Write/director Tony Gilroy is a great writer and has recently proven a competent director. Until he decided to try on the director hat he was best known for penning the screenplay for all three Bourne movies, which were both critically and commercially successful. Now he has seemed to find his niche with the underhanded dealings of corporate espionage, first with his critically acclaimed, Oscar winning Michael Clayton, and now with Duplicity.
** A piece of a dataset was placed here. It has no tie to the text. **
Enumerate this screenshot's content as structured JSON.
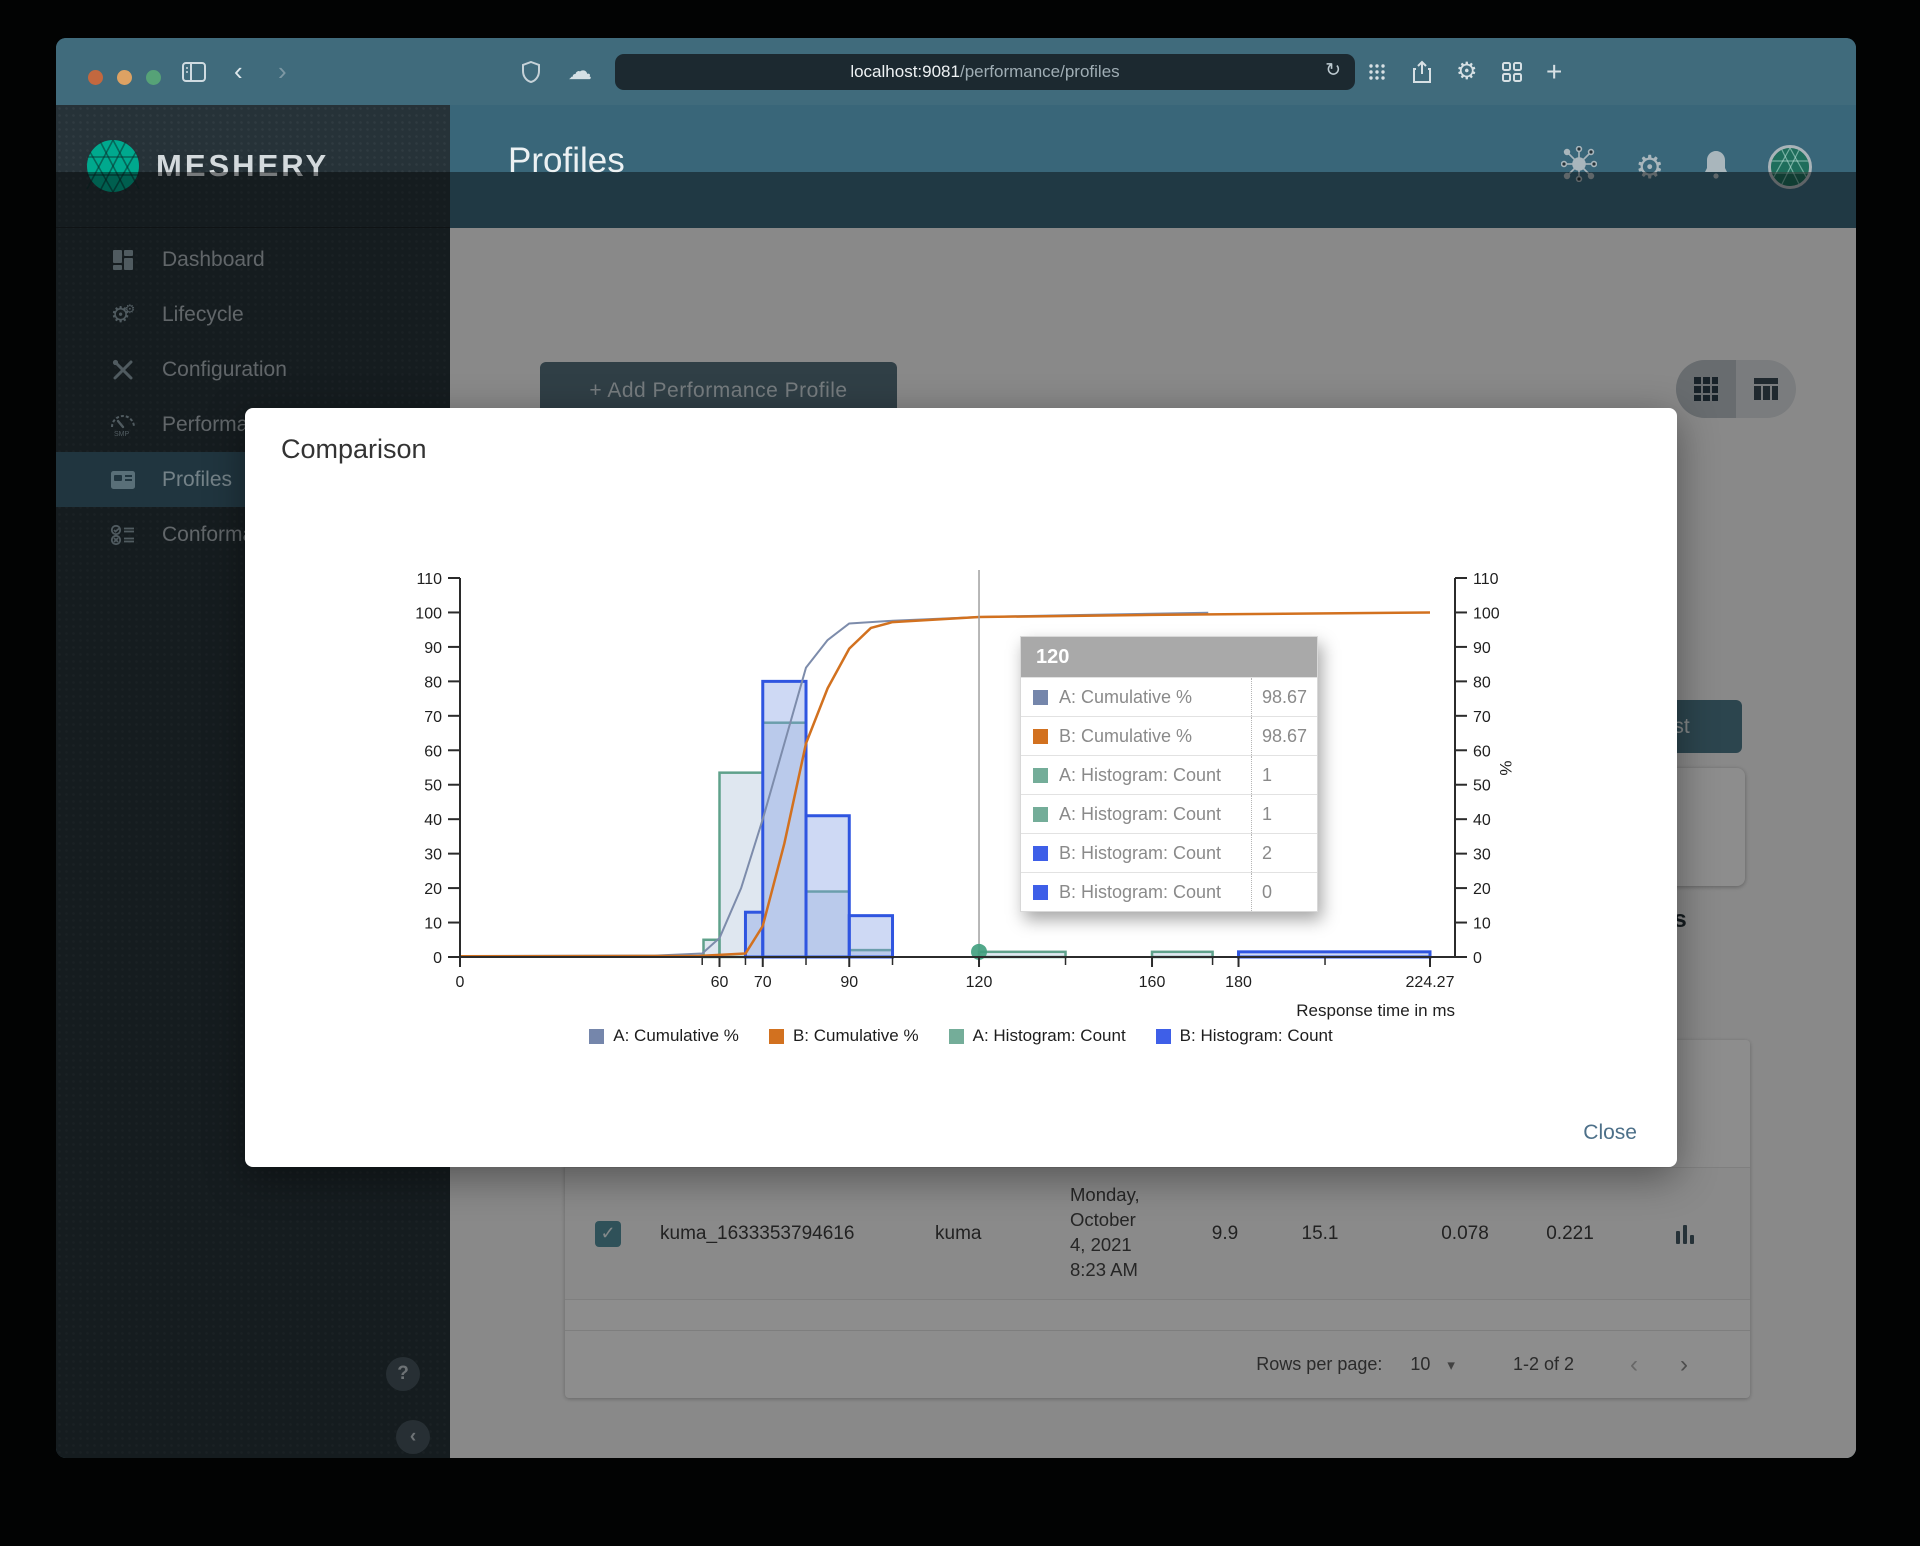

Duplicity is essentially a love story about two spies, one CIA the other MI6, who fall in love while on the job in Dubai. Their story is told in the present, both having left their respective agencies, as they work together to defraud two large corporations out of a multi-million dollar product, and through flashbacks, which fill in the gaps and gradually let you in on their entire scheme. The ex-spies, played brilliantly by Clive Owen and Julia Roberts, are hired by competing pharmaceutical companies who manufacture all types of creams and lotions, which evidently are two completely different things. Julia's character is also hired by one corporation to be a mole inside the other corporation's security team. The CEOs for the corporations (Tom Wilkinson & Paul Giamatti) hate each others guts, as evident by the hilarious opening sequence, and are constantly trying to undermine each other, to always stay one step ahead. The unfolding plot is not confusing, but as Julia Roberts said in a recent interview with Charlie Rose, you don't want to have to go take a pee in the middle of it.
This is Julia Roberts' first real headliner since Mona Lisa Smile (2003), having acted in some ensemble pieces and done some voice work along the way. One of those ensemble pieces was Closer, which also starred Clive Owen in a messy love rectangle along with Natalie Portman and Jude Law. Owen's and Roberts' chemistry in Closer was electric, albeit in a much more serious movie, and they do not seem to have lost any of that connection or electricity. Another very intriguing element to the movie is a conversation between the two that takes place several times throughout the movie, almost word for word, and every time you hear it you know a little bit more of what's going on. Much more than some quirky gimmick, I found it to be an effective narrative tool, both fresh and original.
I think this film plays well for most audiences because it is light hearted, playful, and sexy, while simultaneously being suspenseful and ironic, all within the mystique of a good heist movie. As a point of reference, I'd place it in between Michael Clayton and the Ocean's movies, thematically as well as its tonality. What finally makes this film one to see is its overall quality. The masterfully written script, the great direction, and the abundance of incredible actors make Duplicity well worth your movie-going dollars.